McGinniss – chief video director of the Daily Caller, a conservative website – said Rosenbaum yelled: “Fuck you!” as he advanced toward Rittenhouse in the parking lot of a used car dealership and then lunged for the youth’s semi-automatic rifle.
McGinniss, who re-enacted the scene, crouching and lunging forward with both arms from the stand, said it appeared that Rosenbaum “was grabbing for the front portion” of Rittenhouse’s weapon before the teen shot him four times.
McGinniss has been seen as a crucial witness because he was close by when Rittenhouse turned and shot Rosenbaum. That violent encounter stirred up the crowd, setting the stage for the shootings of Huber and Grosskreutz minutes later.
As Kenosha County Assistant District Attorney Thomas Binger played a video of Rosenbaum lying wounded on the ground, motionless and groaning loudly, McGinniss appeared to struggle to maintain his composure, breathing rapidly and averting his eyes from the monitor. McGinnis escorted Rosenbaum to the hospital where he was confirmed dead.
When McGinnis testified that Rittenhouse was able to initially dodge Rosenbaum’s advance, moving his weapon out of his reach, Binger asked if that meant Rosenbaum was no longer a threat to the teenager.
McGinnis said Rosenbaum and Rittenhouse were still “extremely close” to each other and it was not clear to him “what would have happened if those shots hadn’t been fired.”
Ryan Balch, a military veteran who was among the armed men with Rittenhouse at the used car dealership they said they were protecting, testified that Rosenbaum was acting in a “violent” manner that night, throwing rocks and trying to set fires.
Balch said that in one earlier encounter, Rosenbaum threatened to kill him and Rittenhouse “if he caught them alone.”
“Every encounter I saw him have with someone was extremely aggressive,” Balch said.
JUROR DISMISSED OVER JOKE
Earlier on Thursday, the trial judge dismissed a juror because he told a joke about the shooting of Jacob Blake, a Black man whose wounding by a policeman on Aug. 23, 2020, sparked the protests in Kenosha.
“The public needs to be confident that this is a fair trial,” Kenosha County Circuit Judge Bruce Schroeder told the juror, an older white man who declined to repeat the joke he told to a sheriff’s deputy outside the courtroom this week.

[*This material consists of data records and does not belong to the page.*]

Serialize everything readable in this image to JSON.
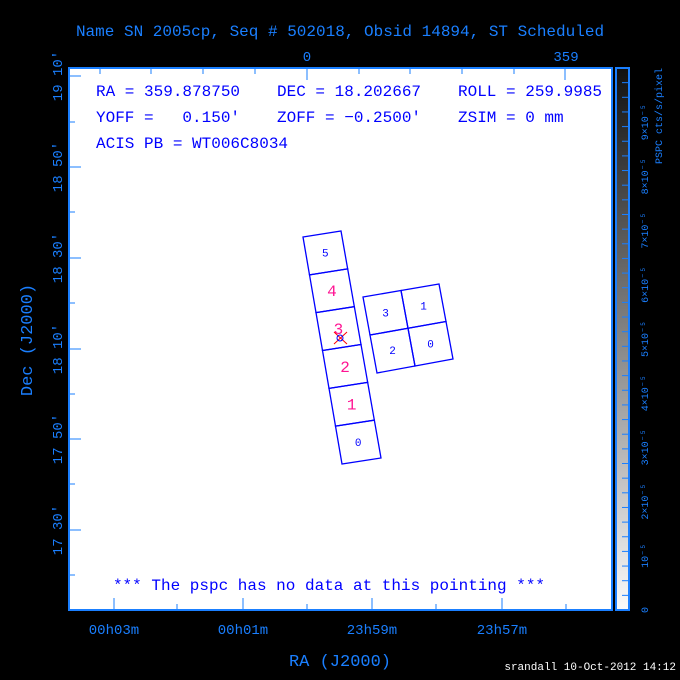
{
  "title": "Name SN 2005cp, Seq # 502018, Obsid 14894, ST Scheduled",
  "info": {
    "ra": "RA = 359.878750",
    "dec": "DEC = 18.202667",
    "roll": "ROLL = 259.9985",
    "yoff": "YOFF =   0.150′",
    "zoff": "ZOFF = −0.2500′",
    "zsim": "ZSIM = 0 mm",
    "acis_pb": "ACIS PB = WT006C8034"
  },
  "message": "*** The pspc has no data at this pointing ***",
  "x_axis": {
    "label": "RA (J2000)",
    "ticks": [
      "00h03m",
      "00h01m",
      "23h59m",
      "23h57m"
    ]
  },
  "y_axis": {
    "label": "Dec (J2000)",
    "ticks": [
      "19 10′",
      "18 50′",
      "18 30′",
      "18 10′",
      "17 50′",
      "17 30′"
    ]
  },
  "top_axis": {
    "ticks": [
      "0",
      "359"
    ]
  },
  "colorbar": {
    "label": "PSPC cts/s/pixel",
    "ticks": [
      "0",
      "10⁻⁵",
      "2×10⁻⁵",
      "3×10⁻⁵",
      "4×10⁻⁵",
      "5×10⁻⁵",
      "6×10⁻⁵",
      "7×10⁻⁵",
      "8×10⁻⁵",
      "9×10⁻⁵"
    ],
    "range": [
      0,
      0.0001
    ]
  },
  "footer": "srandall 10-Oct-2012 14:12",
  "colors": {
    "axis": "#1a7fff",
    "chip_outline": "#0000ff",
    "chip_active": "#ff1493",
    "chip_inactive": "#0000ff",
    "aimpoint": "#ff0000"
  },
  "chart_data": {
    "type": "scatter",
    "title": "Name SN 2005cp, Seq # 502018, Obsid 14894, ST Scheduled",
    "xlabel": "RA (J2000)",
    "ylabel": "Dec (J2000)",
    "acis_s_chips": [
      {
        "id": "5",
        "active": false
      },
      {
        "id": "4",
        "active": true
      },
      {
        "id": "3",
        "active": true
      },
      {
        "id": "2",
        "active": true
      },
      {
        "id": "1",
        "active": true
      },
      {
        "id": "0",
        "active": false
      }
    ],
    "acis_i_chips": [
      {
        "id": "3",
        "active": false
      },
      {
        "id": "1",
        "active": false
      },
      {
        "id": "2",
        "active": false
      },
      {
        "id": "0",
        "active": false
      }
    ],
    "aimpoint": {
      "ra": 359.87875,
      "dec": 18.202667
    }
  }
}
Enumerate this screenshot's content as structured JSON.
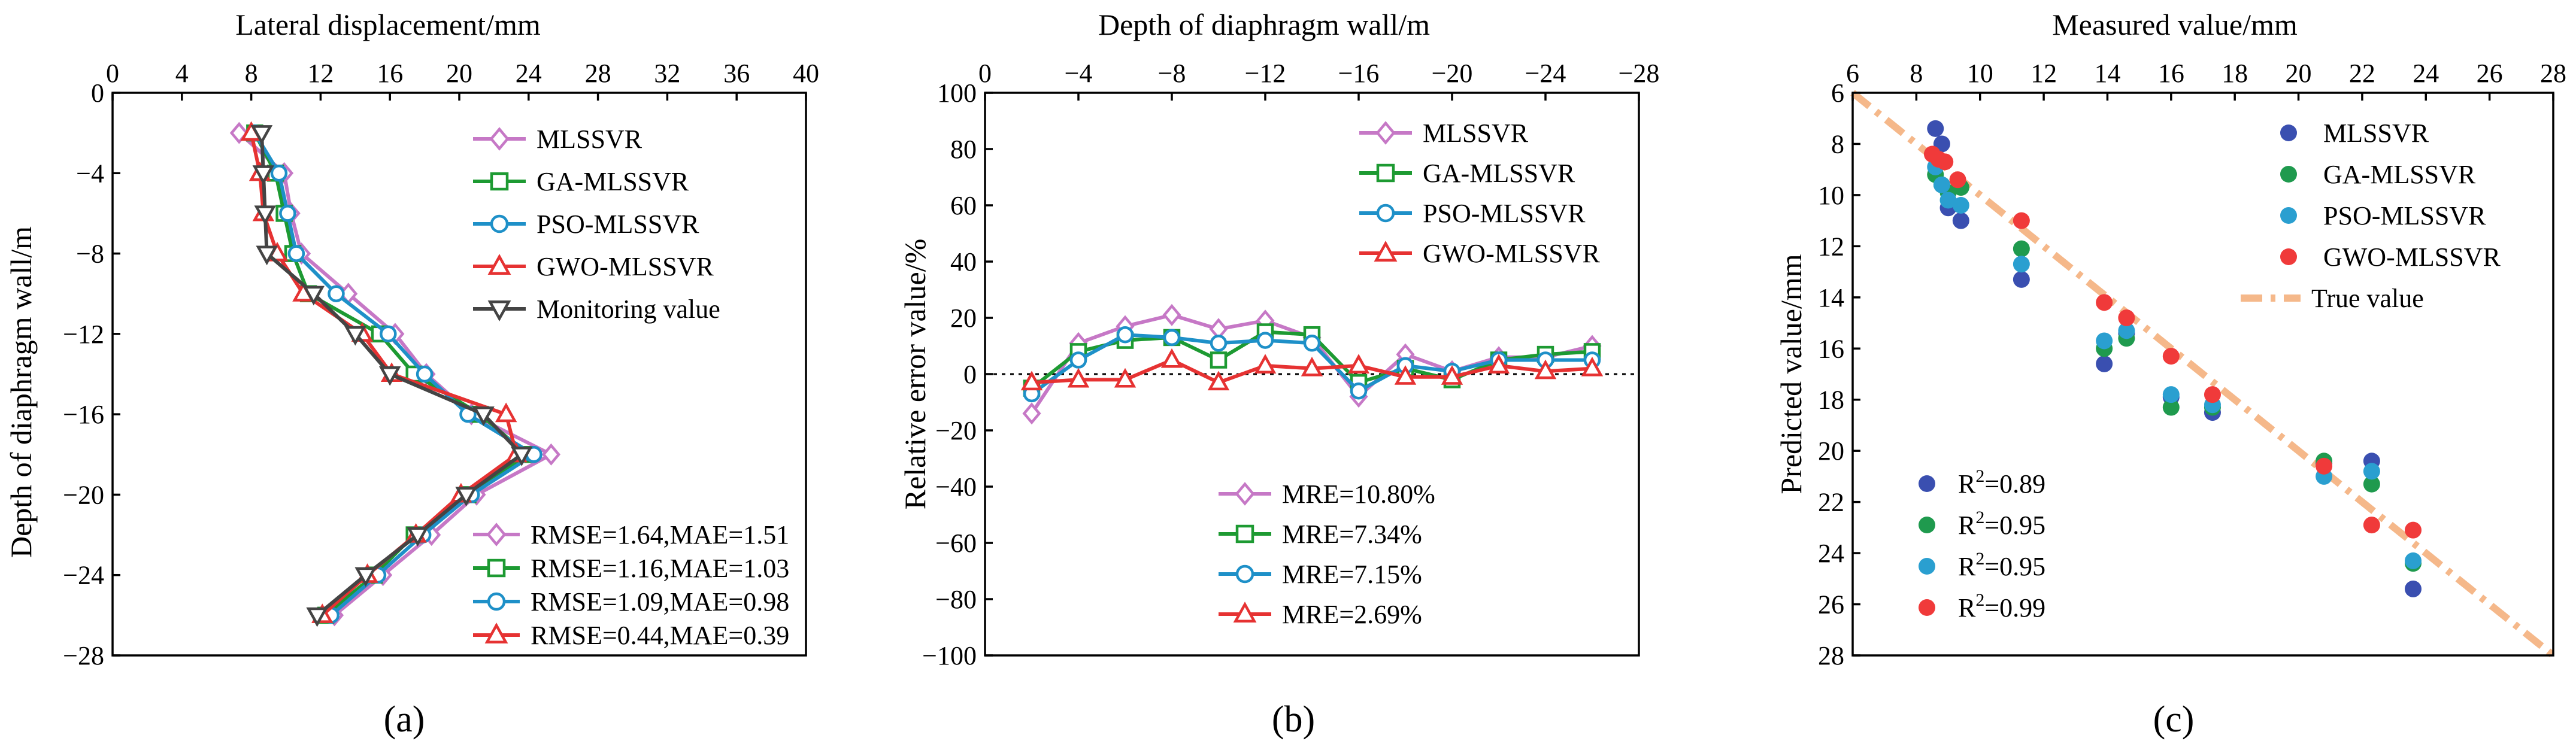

“It had nothing to do with the case,” the man told the judge.
It was “bad judgment to tell a joke of that nature,” Schroeder said, adding he had no choice but to remove the man from the jury.
Blake was shot several times in the back, leaving him paralyzed from the waist down. Prosecutors cleared the policeman of any wrongdoing, saying he acted in self-defense. Blake has sued him.